Summary: | Characters missing reading PDF file | ||
---|---|---|---|
Product: | Ghostscript | Reporter: | Marcos H. Woehrmann <marcos.woehrmann> |
Component: | PDF Interpreter | Assignee: | Alex Cherepanov <alex> |
Status: | NOTIFIED FIXED | ||
Severity: | normal | CC: | markw |
Priority: | P2 | ||
Version: | 8.56 | ||
Hardware: | All | ||
OS: | All | ||
Customer: | 580 | Word Size: | --- |
Attachments: |
PDF that contains ö (Latin small letter O with diaeresis)
Output missing ö character (second line in top box) input output comparision patch experimental patch |
Description
Marcos H. Woehrmann
2006-11-28 09:42:02 UTC
Created attachment 2638 [details]
missing_chars.pdf
The problem in the PDF interpreter is that this file has an embedded TTF subset of the /Helvetica font which is entered into the FontDirectory as Helvetica (the subset is missing the '@', 'J', 'V' and 'X' among other glyphs). When a subsequent "Tf" comes along that references the /Helv font which is defined as a Type1 font (not a subset), we are picking up the subset that is installed instead of loading the complete Type 1 font. Thus the problem stems from putting subsets in the FontDirectory under the regular BaseFont name. What is being done about this bug? When is the anticipated fix going to take place? Thanks.... Created attachment 2875 [details]
PDF that contains ö (Latin small letter O with diaeresis)

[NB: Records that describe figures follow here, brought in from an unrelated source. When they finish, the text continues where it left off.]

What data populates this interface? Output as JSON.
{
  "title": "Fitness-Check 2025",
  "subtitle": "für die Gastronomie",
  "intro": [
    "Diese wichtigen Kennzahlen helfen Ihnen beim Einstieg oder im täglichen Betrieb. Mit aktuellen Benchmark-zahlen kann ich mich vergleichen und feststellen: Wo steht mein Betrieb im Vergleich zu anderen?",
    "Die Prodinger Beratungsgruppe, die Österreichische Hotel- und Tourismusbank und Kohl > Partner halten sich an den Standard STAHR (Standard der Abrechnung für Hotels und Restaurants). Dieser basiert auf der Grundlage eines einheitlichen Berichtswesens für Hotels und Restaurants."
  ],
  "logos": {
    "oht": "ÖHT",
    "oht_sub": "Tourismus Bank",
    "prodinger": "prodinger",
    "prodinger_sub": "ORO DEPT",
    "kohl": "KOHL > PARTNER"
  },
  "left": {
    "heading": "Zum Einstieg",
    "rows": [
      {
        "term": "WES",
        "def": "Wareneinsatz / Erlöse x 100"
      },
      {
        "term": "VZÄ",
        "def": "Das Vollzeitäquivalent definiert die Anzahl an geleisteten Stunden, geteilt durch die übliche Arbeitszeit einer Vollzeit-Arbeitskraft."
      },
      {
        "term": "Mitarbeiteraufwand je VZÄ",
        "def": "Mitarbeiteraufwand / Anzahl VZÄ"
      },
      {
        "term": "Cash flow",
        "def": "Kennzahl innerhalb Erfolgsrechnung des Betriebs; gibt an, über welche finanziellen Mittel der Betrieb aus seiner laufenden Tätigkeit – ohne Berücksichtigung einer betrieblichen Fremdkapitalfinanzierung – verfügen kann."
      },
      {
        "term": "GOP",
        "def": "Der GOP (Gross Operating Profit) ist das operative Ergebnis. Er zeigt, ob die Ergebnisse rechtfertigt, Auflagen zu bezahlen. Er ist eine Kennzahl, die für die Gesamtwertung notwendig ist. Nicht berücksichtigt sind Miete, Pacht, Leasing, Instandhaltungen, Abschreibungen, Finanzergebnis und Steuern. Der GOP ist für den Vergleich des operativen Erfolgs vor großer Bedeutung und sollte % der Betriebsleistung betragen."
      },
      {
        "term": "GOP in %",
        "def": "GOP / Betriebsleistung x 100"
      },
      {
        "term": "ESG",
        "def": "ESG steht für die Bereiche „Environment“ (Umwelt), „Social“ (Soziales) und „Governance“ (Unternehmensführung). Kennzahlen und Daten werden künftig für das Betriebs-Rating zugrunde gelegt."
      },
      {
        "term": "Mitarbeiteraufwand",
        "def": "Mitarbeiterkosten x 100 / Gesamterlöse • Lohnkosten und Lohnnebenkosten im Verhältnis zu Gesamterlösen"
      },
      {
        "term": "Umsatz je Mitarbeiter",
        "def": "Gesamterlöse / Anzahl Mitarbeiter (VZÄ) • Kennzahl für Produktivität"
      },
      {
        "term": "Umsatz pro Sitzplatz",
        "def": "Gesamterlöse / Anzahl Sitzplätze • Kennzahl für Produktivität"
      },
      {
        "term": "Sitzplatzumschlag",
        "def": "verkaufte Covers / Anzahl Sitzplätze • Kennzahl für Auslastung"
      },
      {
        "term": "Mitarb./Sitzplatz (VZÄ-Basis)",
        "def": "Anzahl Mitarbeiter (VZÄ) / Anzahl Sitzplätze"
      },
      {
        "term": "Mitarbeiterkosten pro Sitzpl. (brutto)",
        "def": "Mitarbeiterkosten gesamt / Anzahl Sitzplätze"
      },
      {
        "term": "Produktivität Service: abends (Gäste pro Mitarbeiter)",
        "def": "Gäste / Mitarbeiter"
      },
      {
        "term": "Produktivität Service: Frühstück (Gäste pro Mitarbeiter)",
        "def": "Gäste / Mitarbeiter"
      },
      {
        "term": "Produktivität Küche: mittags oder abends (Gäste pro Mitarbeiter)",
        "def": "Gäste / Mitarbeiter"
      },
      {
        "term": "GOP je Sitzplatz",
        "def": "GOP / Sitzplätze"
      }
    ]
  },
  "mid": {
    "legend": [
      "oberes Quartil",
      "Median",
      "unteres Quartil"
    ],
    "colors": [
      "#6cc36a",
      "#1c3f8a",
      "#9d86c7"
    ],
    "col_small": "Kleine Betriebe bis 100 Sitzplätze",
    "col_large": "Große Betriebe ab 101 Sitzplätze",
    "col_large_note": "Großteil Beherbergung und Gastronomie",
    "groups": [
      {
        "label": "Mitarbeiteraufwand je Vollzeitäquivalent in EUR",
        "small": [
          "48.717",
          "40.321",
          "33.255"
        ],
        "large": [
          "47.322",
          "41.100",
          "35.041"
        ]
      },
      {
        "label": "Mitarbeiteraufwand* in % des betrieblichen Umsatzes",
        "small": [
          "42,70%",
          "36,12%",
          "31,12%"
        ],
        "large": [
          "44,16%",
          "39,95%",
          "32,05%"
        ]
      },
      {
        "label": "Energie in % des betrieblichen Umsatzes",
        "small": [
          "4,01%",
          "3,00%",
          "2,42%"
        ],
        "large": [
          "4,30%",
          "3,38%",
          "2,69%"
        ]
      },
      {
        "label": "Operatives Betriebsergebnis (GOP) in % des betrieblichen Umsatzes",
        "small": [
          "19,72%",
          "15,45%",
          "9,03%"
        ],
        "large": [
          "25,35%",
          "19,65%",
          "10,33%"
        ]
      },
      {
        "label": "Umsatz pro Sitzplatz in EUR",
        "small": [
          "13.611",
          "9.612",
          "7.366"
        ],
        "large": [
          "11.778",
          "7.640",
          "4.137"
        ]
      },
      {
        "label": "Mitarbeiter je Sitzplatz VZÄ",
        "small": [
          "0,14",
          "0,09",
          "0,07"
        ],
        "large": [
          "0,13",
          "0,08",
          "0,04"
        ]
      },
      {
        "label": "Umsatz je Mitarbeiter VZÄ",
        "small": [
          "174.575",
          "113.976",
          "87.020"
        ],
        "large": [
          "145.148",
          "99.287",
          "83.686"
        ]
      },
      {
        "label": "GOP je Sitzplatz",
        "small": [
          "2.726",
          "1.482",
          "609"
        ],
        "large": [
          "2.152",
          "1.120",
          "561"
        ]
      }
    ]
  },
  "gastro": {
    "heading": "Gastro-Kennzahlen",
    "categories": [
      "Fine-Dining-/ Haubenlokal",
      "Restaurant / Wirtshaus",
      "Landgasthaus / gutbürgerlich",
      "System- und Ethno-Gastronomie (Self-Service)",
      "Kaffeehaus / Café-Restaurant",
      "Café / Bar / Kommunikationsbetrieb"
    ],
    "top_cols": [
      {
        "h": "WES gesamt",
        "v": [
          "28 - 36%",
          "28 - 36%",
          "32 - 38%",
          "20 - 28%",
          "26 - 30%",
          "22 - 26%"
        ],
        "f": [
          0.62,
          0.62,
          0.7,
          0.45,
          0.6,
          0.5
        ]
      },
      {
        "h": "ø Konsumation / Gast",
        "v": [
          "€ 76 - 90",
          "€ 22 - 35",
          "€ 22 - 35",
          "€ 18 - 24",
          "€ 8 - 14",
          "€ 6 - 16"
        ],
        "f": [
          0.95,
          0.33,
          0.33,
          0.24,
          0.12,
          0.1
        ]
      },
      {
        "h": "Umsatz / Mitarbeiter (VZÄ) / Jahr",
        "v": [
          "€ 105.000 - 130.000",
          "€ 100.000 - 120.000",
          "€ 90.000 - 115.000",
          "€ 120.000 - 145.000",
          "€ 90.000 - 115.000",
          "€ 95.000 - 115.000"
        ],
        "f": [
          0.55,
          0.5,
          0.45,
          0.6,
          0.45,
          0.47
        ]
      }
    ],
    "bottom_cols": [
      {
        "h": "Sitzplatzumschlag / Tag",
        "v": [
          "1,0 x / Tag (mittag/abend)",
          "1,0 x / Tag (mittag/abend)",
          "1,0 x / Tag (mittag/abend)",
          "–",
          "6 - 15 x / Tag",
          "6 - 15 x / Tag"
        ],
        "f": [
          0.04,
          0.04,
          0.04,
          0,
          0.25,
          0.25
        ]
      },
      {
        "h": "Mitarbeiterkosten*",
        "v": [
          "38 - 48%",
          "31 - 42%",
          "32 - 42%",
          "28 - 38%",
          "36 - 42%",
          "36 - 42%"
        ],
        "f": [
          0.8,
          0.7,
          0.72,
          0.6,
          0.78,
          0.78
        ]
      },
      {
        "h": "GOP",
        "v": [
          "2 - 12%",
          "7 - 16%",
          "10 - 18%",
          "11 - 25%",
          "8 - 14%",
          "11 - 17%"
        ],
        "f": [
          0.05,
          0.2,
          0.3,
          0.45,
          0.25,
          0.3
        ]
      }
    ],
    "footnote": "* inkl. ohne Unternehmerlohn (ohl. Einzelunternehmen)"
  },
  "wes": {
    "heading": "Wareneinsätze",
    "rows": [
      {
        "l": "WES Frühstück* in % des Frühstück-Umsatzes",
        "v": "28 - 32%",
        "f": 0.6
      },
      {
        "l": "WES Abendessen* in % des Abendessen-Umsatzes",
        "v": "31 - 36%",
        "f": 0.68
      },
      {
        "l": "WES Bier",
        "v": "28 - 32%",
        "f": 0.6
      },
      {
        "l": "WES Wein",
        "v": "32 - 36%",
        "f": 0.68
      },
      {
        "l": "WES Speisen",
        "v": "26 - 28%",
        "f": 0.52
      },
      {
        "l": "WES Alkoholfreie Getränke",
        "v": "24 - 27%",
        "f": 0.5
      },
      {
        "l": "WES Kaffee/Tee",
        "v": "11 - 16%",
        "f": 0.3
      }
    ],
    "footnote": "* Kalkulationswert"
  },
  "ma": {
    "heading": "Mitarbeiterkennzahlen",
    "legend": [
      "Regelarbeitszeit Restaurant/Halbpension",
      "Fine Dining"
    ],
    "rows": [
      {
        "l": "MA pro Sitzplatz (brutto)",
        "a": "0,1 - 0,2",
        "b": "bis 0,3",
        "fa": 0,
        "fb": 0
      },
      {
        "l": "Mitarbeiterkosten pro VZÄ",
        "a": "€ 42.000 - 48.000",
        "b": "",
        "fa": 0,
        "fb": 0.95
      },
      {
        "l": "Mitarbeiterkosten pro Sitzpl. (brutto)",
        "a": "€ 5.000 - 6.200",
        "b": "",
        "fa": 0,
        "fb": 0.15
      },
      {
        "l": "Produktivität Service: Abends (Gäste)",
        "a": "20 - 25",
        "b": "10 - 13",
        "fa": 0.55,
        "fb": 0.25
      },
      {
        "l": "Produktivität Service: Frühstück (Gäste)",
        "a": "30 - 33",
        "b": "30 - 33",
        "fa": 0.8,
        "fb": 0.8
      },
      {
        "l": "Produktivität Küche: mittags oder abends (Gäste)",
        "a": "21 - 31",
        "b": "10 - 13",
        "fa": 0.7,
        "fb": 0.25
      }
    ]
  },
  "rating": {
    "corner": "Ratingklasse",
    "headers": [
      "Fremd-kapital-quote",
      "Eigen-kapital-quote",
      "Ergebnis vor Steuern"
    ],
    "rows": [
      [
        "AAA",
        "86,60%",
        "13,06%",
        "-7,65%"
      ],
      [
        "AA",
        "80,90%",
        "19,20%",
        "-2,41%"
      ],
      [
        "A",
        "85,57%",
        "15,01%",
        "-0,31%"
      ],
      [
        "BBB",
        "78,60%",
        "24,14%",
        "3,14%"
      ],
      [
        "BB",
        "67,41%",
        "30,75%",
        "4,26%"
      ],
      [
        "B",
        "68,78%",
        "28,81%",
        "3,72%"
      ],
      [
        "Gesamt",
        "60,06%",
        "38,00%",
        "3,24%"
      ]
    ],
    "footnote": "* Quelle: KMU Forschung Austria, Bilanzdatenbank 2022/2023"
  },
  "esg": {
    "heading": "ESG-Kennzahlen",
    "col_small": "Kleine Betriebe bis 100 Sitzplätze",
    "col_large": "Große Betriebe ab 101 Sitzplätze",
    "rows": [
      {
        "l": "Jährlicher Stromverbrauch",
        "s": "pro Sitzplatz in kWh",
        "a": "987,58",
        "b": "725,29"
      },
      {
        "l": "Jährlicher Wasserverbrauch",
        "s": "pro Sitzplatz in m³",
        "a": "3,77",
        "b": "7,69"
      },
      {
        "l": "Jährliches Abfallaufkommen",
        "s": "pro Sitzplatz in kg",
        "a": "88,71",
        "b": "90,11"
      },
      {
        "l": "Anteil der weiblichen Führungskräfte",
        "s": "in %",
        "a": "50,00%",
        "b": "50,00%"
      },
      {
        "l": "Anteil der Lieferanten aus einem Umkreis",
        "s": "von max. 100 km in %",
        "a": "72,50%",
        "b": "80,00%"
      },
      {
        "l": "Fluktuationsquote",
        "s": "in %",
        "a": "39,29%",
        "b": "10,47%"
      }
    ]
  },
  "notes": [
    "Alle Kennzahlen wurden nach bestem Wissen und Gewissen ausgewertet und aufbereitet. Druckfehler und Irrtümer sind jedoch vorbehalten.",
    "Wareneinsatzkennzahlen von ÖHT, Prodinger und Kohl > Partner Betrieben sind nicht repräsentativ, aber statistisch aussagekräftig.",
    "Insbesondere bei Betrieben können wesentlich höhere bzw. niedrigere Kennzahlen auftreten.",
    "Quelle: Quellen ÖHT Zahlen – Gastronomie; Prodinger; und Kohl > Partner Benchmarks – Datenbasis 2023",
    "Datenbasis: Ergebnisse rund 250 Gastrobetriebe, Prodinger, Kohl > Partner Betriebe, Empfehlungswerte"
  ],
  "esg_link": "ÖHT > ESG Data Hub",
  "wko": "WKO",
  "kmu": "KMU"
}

This PDF contains ö characters (Latin small letter "O" with diaeresis or "two
dots" above the letter) that are missing (not substituted or anything just
completely missing) when viewing or converting through Ghostscript (all recent
releases tested). See hungarian.gif for example of Ghostscript output (second
line in top box) and compare.gif for a side by side comparison of the PDF input
versus the Ghostscript output.
Created attachment 2876 [details]
Output missing ö character (second line in top box)
This is the output from Ghostscript (converted to GIF with extra pages removed)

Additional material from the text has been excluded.